The more bandwidth you give CodecSys CE-10, the better the results, but the fact is that the same is true for any video encoder, and in my tests with 8Mbps and 16Mbps clips, x264 once again came out with a clear quality advantage. It's worth bearing in mind that this was with one-pass encoding too - there's even more quality to glean from x264 by going for a two-pass approach, which in my tests added between 25 to 30 per cent to the encode time. CodecSys CE-10 allows you to encode at up to 150Mbps, but once you reach those massively high throughput levels, you're not going to be using h264, you'll be using one of the professional industry codecs, like Avid DNxHD, CineForm HD or Apple's ProRes.
What I did find curious was that CodecSys appeared to sustain very similar encoding speeds no matter what kind of changes you made to the settings. It suggests that the encoder is built totally for speed, and backs up my findings that quality is very much a secondary concern. Flexibility is also a big issue too. There's no support for the MP4 format (yet - it's coming in an update, but this is basic stuff), and limited profiles. You'd expect a personal h264 encoder to automatically pump out PSP, AppleTV and iPod encodes for example, but CE-10 doesn't even contain an inbuilt scaler to resize the image. It's another feature coming later.

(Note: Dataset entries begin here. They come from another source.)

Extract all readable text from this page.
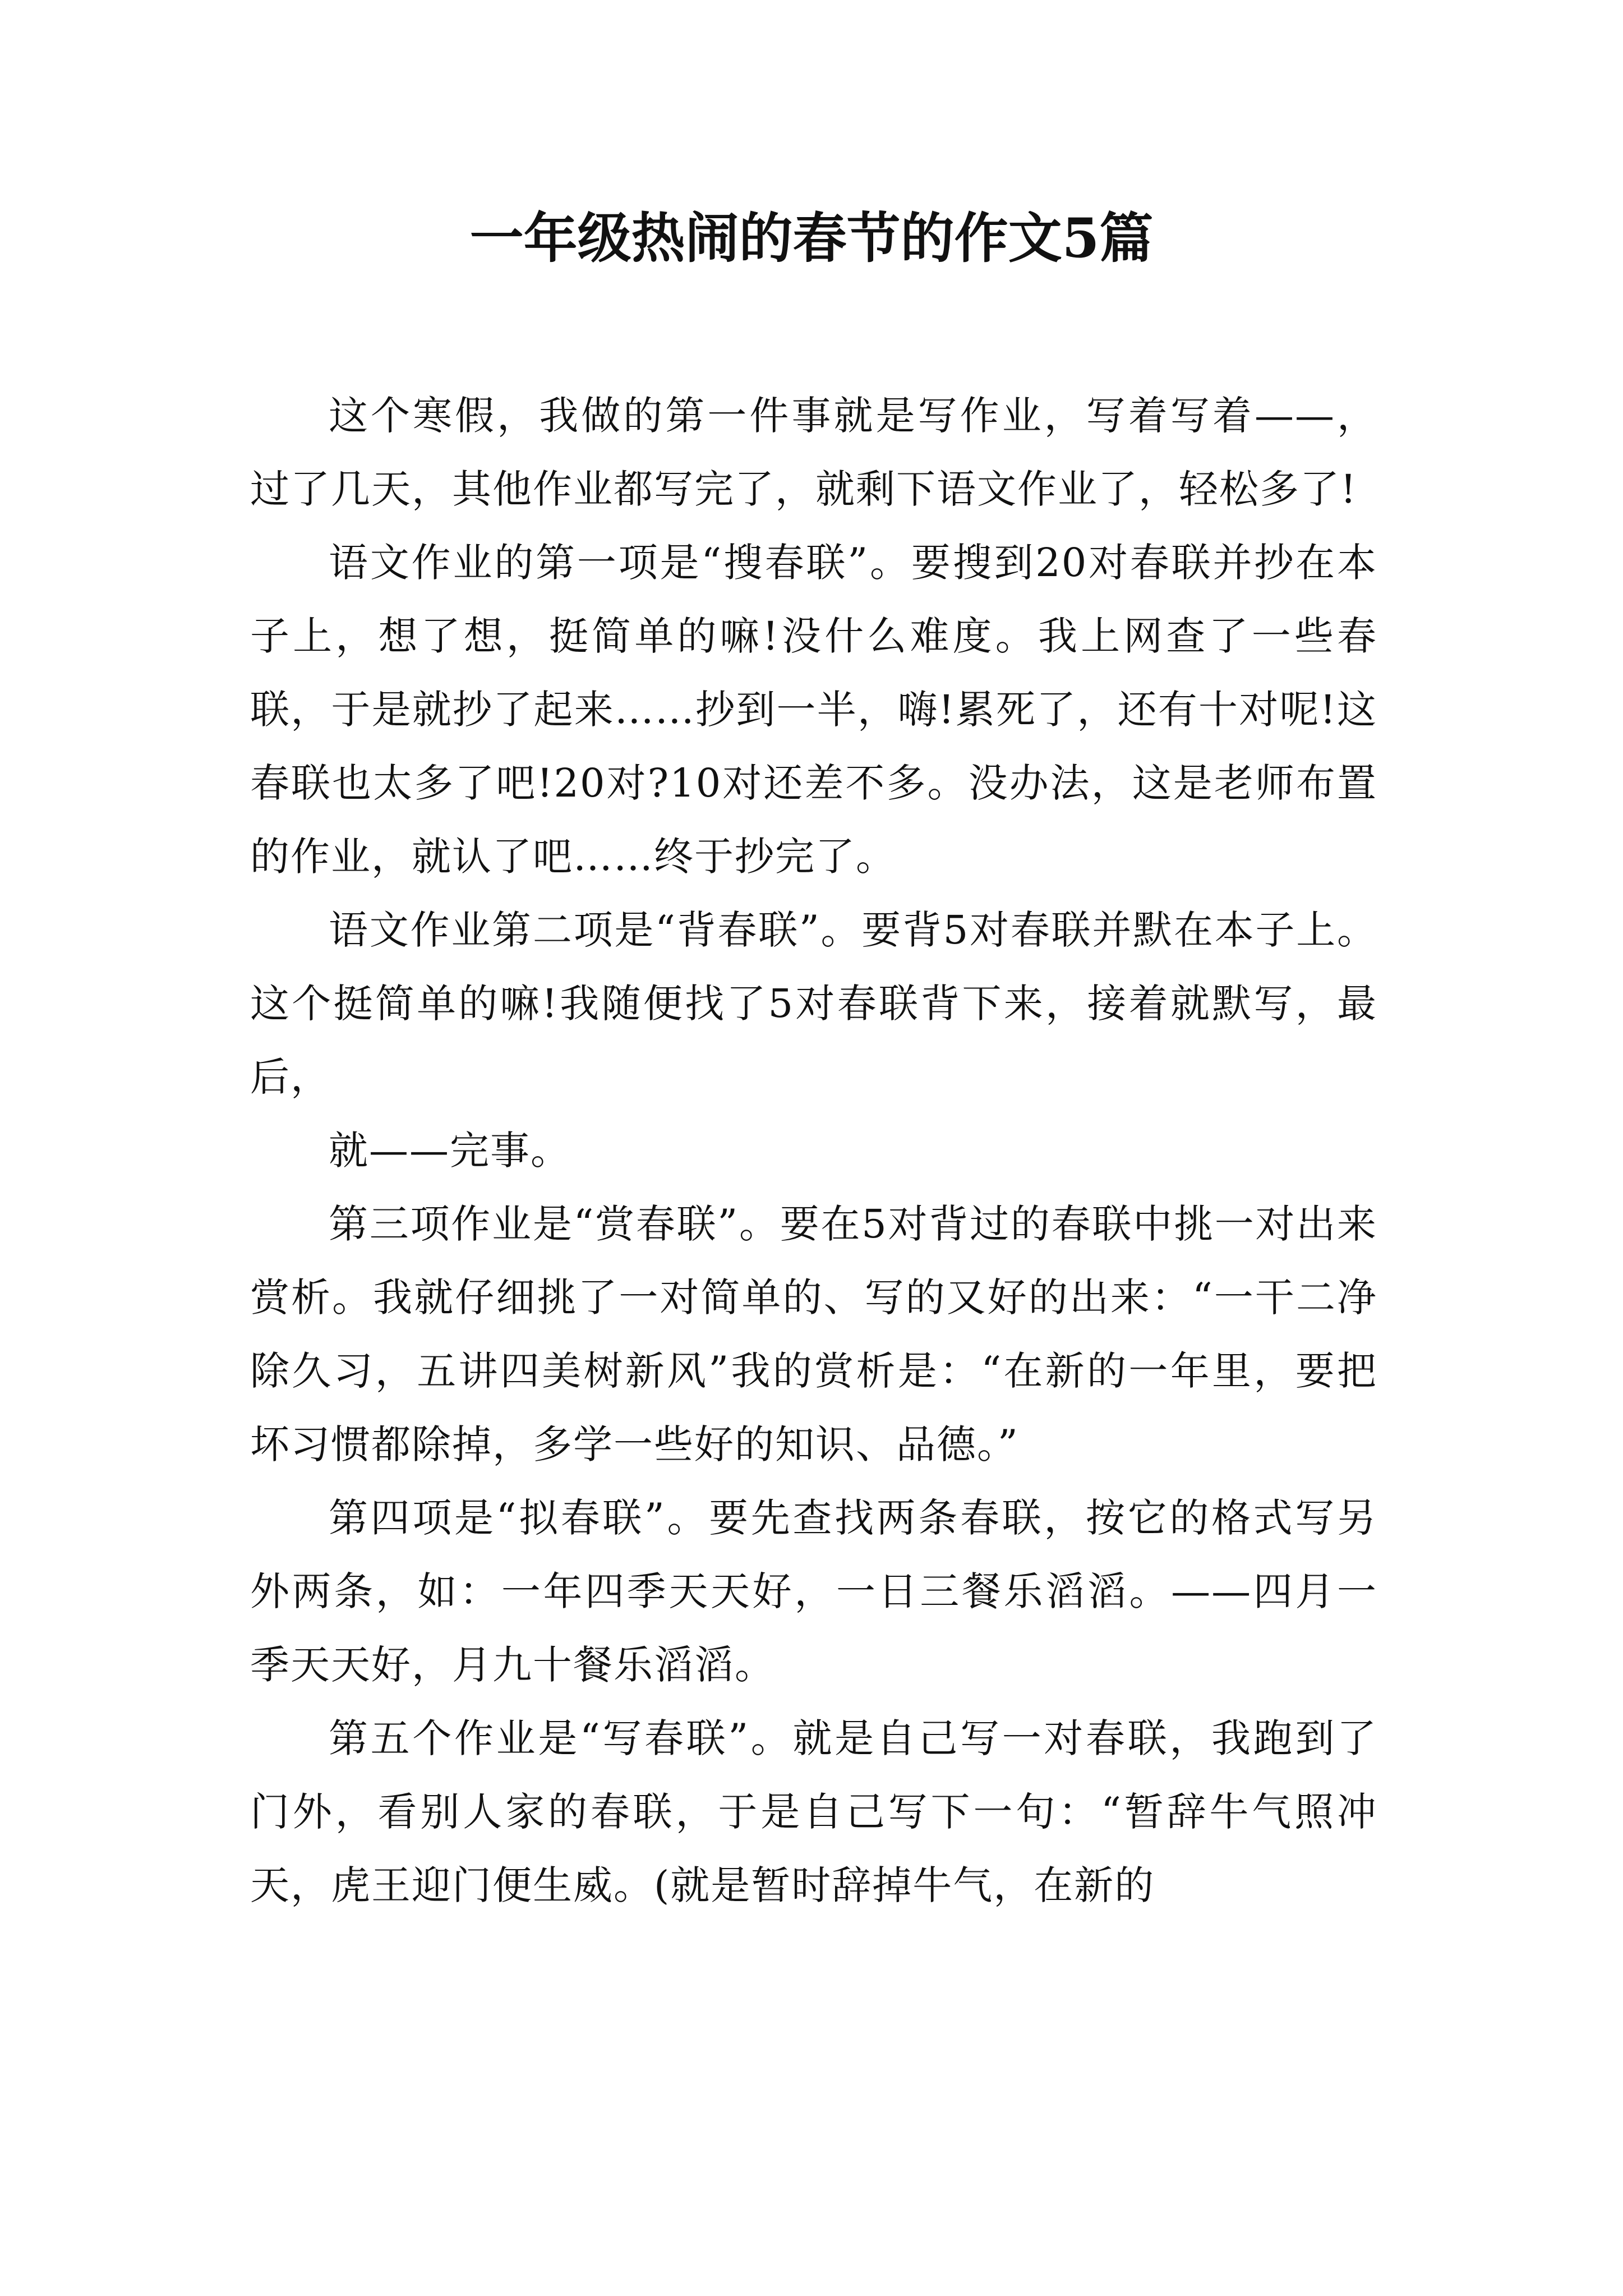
一年级热闹的春节的作文5篇

这个寒假，我做的第一件事就是写作业，写着写着——，过了几天，其他作业都写完了，就剩下语文作业了，轻松多了!

语文作业的第一项是“搜春联”。要搜到20对春联并抄在本子上，想了想，挺简单的嘛!没什么难度。我上网查了一些春联，于是就抄了起来……抄到一半，嗨!累死了，还有十对呢!这春联也太多了吧!20对?10对还差不多。没办法，这是老师布置的作业，就认了吧……终于抄完了。

语文作业第二项是“背春联”。要背5对春联并默在本子上。这个挺简单的嘛!我随便找了5对春联背下来，接着就默写，最后，

就——完事。

第三项作业是“赏春联”。要在5对背过的春联中挑一对出来赏析。我就仔细挑了一对简单的、写的又好的出来：“一干二净除久习，五讲四美树新风”我的赏析是：“在新的一年里，要把坏习惯都除掉，多学一些好的知识、品德。”

第四项是“拟春联”。要先查找两条春联，按它的格式写另外两条，如：一年四季天天好，一日三餐乐滔滔。——四月一季天天好，月九十餐乐滔滔。

第五个作业是“写春联”。就是自己写一对春联，我跑到了门外，看别人家的春联，于是自己写下一句：“暂辞牛气照冲天，虎王迎门便生威。(就是暂时辞掉牛气，在新的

All of which leads to the inescapable conclusion that in the here and now you're better off upgrading your PC than tapping into the power of the Cell you might already have installed in your home. The speed is there, but it comes at the cost of too much of a hit in quality. Now, it is true that my test case here isn't typical video. By its very nature, it's a stress test. The average movie rip or home camcorder encoding will look a lot better, but the point is that the PC software encoding will do an even better job, and it won't cost you $200. With regards the more expensive package, it's obvious that a professional would be looking for a flexible, quality-based solution if they had a $2,000 budget to play with; CE-10 is missing so much key functionality that it's not worth the asking price.
All of which begs the question: just how useful will the Cell ever be as a co-processor? Folding@Home annihilates the PC in terms of speed, but the GPU clients are significantly faster still. That said, the fact is that in that case, the faster the host platform, the more narrow the focus of the Folding work. The PC multi-core client deals with more complex work units than the PS3, which in turn works on harder tasks than the GPU version. Different architectures, different utilisations, different results. All have their uses but it remains the PC that is the most versatile and ultimately the most useful overall.

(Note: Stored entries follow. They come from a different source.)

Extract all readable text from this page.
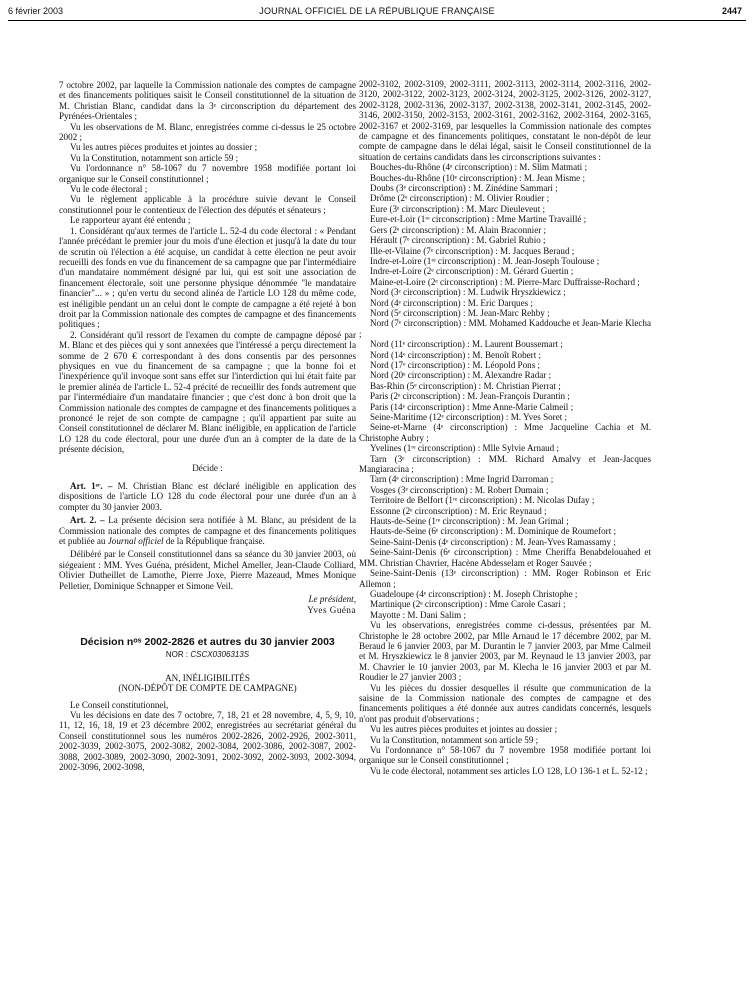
6 février 2003	JOURNAL OFFICIEL DE LA RÉPUBLIQUE FRANÇAISE	2447

7 octobre 2002, par laquelle la Commission nationale des comptes de campagne et des financements politiques saisit le Conseil constitutionnel de la situation de M. Christian Blanc, candidat dans la 3ᵉ circonscription du département des Pyrénées-Orientales ;

Vu les observations de M. Blanc, enregistrées comme ci-dessus le 25 octobre 2002 ;

Vu les autres pièces produites et jointes au dossier ;

Vu la Constitution, notamment son article 59 ;

Vu l'ordonnance n° 58-1067 du 7 novembre 1958 modifiée portant loi organique sur le Conseil constitutionnel ;

Vu le code électoral ;

Vu le règlement applicable à la procédure suivie devant le Conseil constitutionnel pour le contentieux de l'élection des députés et sénateurs ;

Le rapporteur ayant été entendu ;

1. Considérant qu'aux termes de l'article L. 52-4 du code électoral : « Pendant l'année précédant le premier jour du mois d'une élection et jusqu'à la date du tour de scrutin où l'élection a été acquise, un candidat à cette élection ne peut avoir recueilli des fonds en vue du financement de sa campagne que par l'intermédiaire d'un mandataire nommément désigné par lui, qui est soit une association de financement électorale, soit une personne physique dénommée "le mandataire financier"... » ; qu'en vertu du second alinéa de l'article LO 128 du même code, est inéligible pendant un an celui dont le compte de campagne a été rejeté à bon droit par la Commission nationale des comptes de campagne et des financements politiques ;

2. Considérant qu'il ressort de l'examen du compte de campagne déposé par M. Blanc et des pièces qui y sont annexées que l'intéressé a perçu directement la somme de 2 670 € correspondant à des dons consentis par des personnes physiques en vue du financement de sa campagne ; que la bonne foi et l'inexpérience qu'il invoque sont sans effet sur l'interdiction qui lui était faite par le premier alinéa de l'article L. 52-4 précité de recueillir des fonds autrement que par l'intermédiaire d'un mandataire financier ; que c'est donc à bon droit que la Commission nationale des comptes de campagne et des financements politiques a prononcé le rejet de son compte de campagne ; qu'il appartient par suite au Conseil constitutionnel de déclarer M. Blanc inéligible, en application de l'article LO 128 du code électoral, pour une durée d'un an à compter de la date de la présente décision,

Décide :

Art. 1ᵉʳ. – M. Christian Blanc est déclaré inéligible en application des dispositions de l'article LO 128 du code électoral pour une durée d'un an à compter du 30 janvier 2003.

Art. 2. – La présente décision sera notifiée à M. Blanc, au président de la Commission nationale des comptes de campagne et des financements politiques et publiée au Journal officiel de la République française.

Délibéré par le Conseil constitutionnel dans sa séance du 30 janvier 2003, où siégeaient : MM. Yves Guéna, président, Michel Ameller, Jean-Claude Colliard, Olivier Dutheillet de Lamothe, Pierre Joxe, Pierre Mazeaud, Mmes Monique Pelletier, Dominique Schnapper et Simone Veil.

Le président,

Yves Guéna

Décision nᵒˢ 2002-2826 et autres du 30 janvier 2003
NOR : CSCX0306313S

AN, INÉLIGIBILITÉS

(NON-DÉPÔT DE COMPTE DE CAMPAGNE)

Le Conseil constitutionnel,

Vu les décisions en date des 7 octobre, 7, 18, 21 et 28 novembre, 4, 5, 9, 10, 11, 12, 16, 18, 19 et 23 décembre 2002, enregistrées au secrétariat général du Conseil constitutionnel sous les numéros 2002-2826, 2002-2926, 2002-3011, 2002-3039, 2002-3075, 2002-3082, 2002-3084, 2002-3086, 2002-3087, 2002-3088, 2002-3089, 2002-3090, 2002-3091, 2002-3092, 2002-3093, 2002-3094, 2002-3096, 2002-3098,

2002-3102, 2002-3109, 2002-3111, 2002-3113, 2002-3114, 2002-3116, 2002-3120, 2002-3122, 2002-3123, 2002-3124, 2002-3125, 2002-3126, 2002-3127, 2002-3128, 2002-3136, 2002-3137, 2002-3138, 2002-3141, 2002-3145, 2002-3146, 2002-3150, 2002-3153, 2002-3161, 2002-3162, 2002-3164, 2002-3165, 2002-3167 et 2002-3169, par lesquelles la Commission nationale des comptes de campagne et des financements politiques, constatant le non-dépôt de leur compte de campagne dans le délai légal, saisit le Conseil constitutionnel de la situation de certains candidats dans les circonscriptions suivantes :

Bouches-du-Rhône (4ᵉ circonscription) : M. Slim Matmati ;

Bouches-du-Rhône (10ᵉ circonscription) : M. Jean Misme ;

Doubs (3ᵉ circonscription) : M. Zinédine Sammari ;

Drôme (2ᵉ circonscription) : M. Olivier Roudier ;

Eure (3ᵉ circonscription) : M. Marc Dieuleveut ;

Eure-et-Loir (1ʳᵉ circonscription) : Mme Martine Travaillé ;

Gers (2ᵉ circonscription) : M. Alain Braconnier ;

Hérault (7ᵉ circonscription) : M. Gabriel Rubio ;

Ille-et-Vilaine (7ᵉ circonscription) : M. Jacques Beraud ;

Indre-et-Loire (1ʳᵉ circonscription) : M. Jean-Joseph Toulouse ;

Indre-et-Loire (2ᵉ circonscription) : M. Gérard Guertin ;

Maine-et-Loire (2ᵉ circonscription) : M. Pierre-Marc Duffraisse-Rochard ;

Nord (3ᵉ circonscription) : M. Ludwik Hryszkiewicz ;

Nord (4ᵉ circonscription) : M. Eric Darques ;

Nord (5ᵉ circonscription) : M. Jean-Marc Rehby ;

Nord (7ᵉ circonscription) : MM. Mohamed Kaddouche et Jean-Marie Klecha ;

Nord (11ᵉ circonscription) : M. Laurent Boussemart ;

Nord (14ᵉ circonscription) : M. Benoît Robert ;

Nord (17ᵉ circonscription) : M. Léopold Pons ;

Nord (20ᵉ circonscription) : M. Alexandre Radar ;

Bas-Rhin (5ᵉ circonscription) : M. Christian Pierrat ;

Paris (2ᵉ circonscription) : M. Jean-François Durantin ;

Paris (14ᵉ circonscription) : Mme Anne-Marie Calmeil ;

Seine-Maritime (12ᵉ circonscription) : M. Yves Soret ;

Seine-et-Marne (4ᵉ circonscription) : Mme Jacqueline Cachia et M. Christophe Aubry ;

Yvelines (1ʳᵉ circonscription) : Mlle Sylvie Arnaud ;

Tarn (3ᵉ circonscription) : MM. Richard Amalvy et Jean-Jacques Mangiaracina ;

Tarn (4ᵉ circonscription) : Mme Ingrid Darroman ;

Vosges (3ᵉ circonscription) : M. Robert Dumain ;

Territoire de Belfort (1ʳᵉ circonscription) : M. Nicolas Dufay ;

Essonne (2ᵉ circonscription) : M. Eric Reynaud ;

Hauts-de-Seine (1ʳᵉ circonscription) : M. Jean Grimal ;

Hauts-de-Seine (6ᵉ circonscription) : M. Dominique de Roumefort ;

Seine-Saint-Denis (4ᵉ circonscription) : M. Jean-Yves Ramassamy ;

Seine-Saint-Denis (6ᵉ circonscription) : Mme Cheriffa Benabdelouahed et MM. Christian Chavrier, Hacène Abdesselam et Roger Sauvée ;

Seine-Saint-Denis (13ᵉ circonscription) : MM. Roger Robinson et Eric Allemon ;

Guadeloupe (4ᵉ circonscription) : M. Joseph Christophe ;

Martinique (2ᵉ circonscription) : Mme Carole Casari ;

Mayotte : M. Dani Salim ;

Vu les observations, enregistrées comme ci-dessus, présentées par M. Christophe le 28 octobre 2002, par Mlle Arnaud le 17 décembre 2002, par M. Beraud le 6 janvier 2003, par M. Durantin le 7 janvier 2003, par Mme Calmeil et M. Hryszkiewicz le 8 janvier 2003, par M. Reynaud le 13 janvier 2003, par M. Chavrier le 10 janvier 2003, par M. Klecha le 16 janvier 2003 et par M. Roudier le 27 janvier 2003 ;

Vu les pièces du dossier desquelles il résulte que communication de la saisine de la Commission nationale des comptes de campagne et des financements politiques a été donnée aux autres candidats concernés, lesquels n'ont pas produit d'observations ;

Vu les autres pièces produites et jointes au dossier ;

Vu la Constitution, notamment son article 59 ;

Vu l'ordonnance n° 58-1067 du 7 novembre 1958 modifiée portant loi organique sur le Conseil constitutionnel ;

Vu le code électoral, notamment ses articles LO 128, LO 136-1 et L. 52-12 ;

Applying that logic to video encoding, the question needs to be asked whether the quality level will ever compete. Is Cell really built for high-end quality-based encoding work? Right now, the jury is out. Looking forward positively, CodecSys CE-10 is an ongoing project. Like x264, it is a software-based encoder, and Fixstars is working on improving the program. In the here and now though, CE-10 is an intriguing experiment and fun to play with for the duration of the 14-day trial period, but is in need of some serious upgrades in order to compete with the more traditional solutions and thus make it worth paying for.